- Born: 8 November 2000 (age 24) Singapore
- Occupations: Model; beauty queen;
- Height: 1.76 m (5 ft 9 in)
- Beauty pageant titleholder
- Title: Miss Universe Singapore 2021
- Hair color: Black
- Eye color: Brown
- Major competition(s): Miss Universe Singapore 2021 (Winner) Miss Universe 2021 (Top 16)

= Nandita Banna =

Miss Universe Singapore 2021 titleholder

Nandita Banna (Telugu: నందితా బాన్నా; born 8 November 2000) is a Singaporean model and beauty pageant titleholder as Miss Universe Singapore 2021. She represented Singapore at Miss Universe 2021, where she placed in the top sixteen. She was the first Singapore representative to reach the semi-finals of the Miss Universe pageant in 34 years since Miss Universe 1987.

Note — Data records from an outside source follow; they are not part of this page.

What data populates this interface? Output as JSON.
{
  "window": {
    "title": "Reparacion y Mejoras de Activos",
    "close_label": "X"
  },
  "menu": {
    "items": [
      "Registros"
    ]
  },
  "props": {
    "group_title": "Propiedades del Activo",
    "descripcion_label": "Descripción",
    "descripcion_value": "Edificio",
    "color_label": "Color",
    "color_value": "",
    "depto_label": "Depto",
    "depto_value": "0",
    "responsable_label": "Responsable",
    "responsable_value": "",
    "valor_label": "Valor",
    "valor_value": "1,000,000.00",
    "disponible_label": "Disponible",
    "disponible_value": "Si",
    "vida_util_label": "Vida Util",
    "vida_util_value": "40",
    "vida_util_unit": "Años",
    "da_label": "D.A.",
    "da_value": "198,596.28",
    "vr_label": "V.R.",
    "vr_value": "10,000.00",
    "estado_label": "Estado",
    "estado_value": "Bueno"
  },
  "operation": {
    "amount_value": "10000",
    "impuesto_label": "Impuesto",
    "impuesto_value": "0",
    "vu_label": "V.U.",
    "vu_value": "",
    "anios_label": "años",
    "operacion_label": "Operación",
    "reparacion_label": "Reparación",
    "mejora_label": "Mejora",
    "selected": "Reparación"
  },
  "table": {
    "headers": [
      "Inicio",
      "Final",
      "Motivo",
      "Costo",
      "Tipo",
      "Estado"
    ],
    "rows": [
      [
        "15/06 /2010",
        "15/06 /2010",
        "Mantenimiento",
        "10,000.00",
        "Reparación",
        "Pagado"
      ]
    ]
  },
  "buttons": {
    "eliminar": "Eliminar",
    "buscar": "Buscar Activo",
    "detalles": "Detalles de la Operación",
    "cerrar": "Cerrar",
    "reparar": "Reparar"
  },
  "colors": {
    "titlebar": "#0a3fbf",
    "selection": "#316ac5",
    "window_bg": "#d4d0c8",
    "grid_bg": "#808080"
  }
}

==Early life and education==
Nandita Banna was born in Singapore to a Telugu family, Madhuri and Govardhan Banna. Her parents migrated from Srikakulam, Andhra Pradesh to Singapore circa 1996. Banna was subsequently born on 8 November 2000 in Singapore. Banna is fluent in 3 languages: English, Hindi and Telugu.

Banna completed her secondary education at Raffles Girls' School, and subsequently enrolled into Raffles Institution for her pre-university education. As of October 2021, she had been studying at Singapore Management University for three years for a double degree for Business Administration and Information Systems (Business Analytics).

== Career ==

=== Modelling ===
Prior to participating in Miss Universe Singapore 2021, Banna was a model and was featured in the December 2020/January 2021 issue of Vogue Singapore, and in March 2021 issue as well. As of 2021, she is signed under a modelling agency known as Misc Management Agency.

===Pageantry===

====Miss Universe Singapore 2021====
Banna was one of the eight finalists for Miss Universe Singapore 2021. Due to the COVID-19 pandemic, national director and former Miss Universe Singapore 2011, Valerie Lim crowned Banna on 17 September, taking over the crown from the outgoing titleholder Bernadette Belle Ong.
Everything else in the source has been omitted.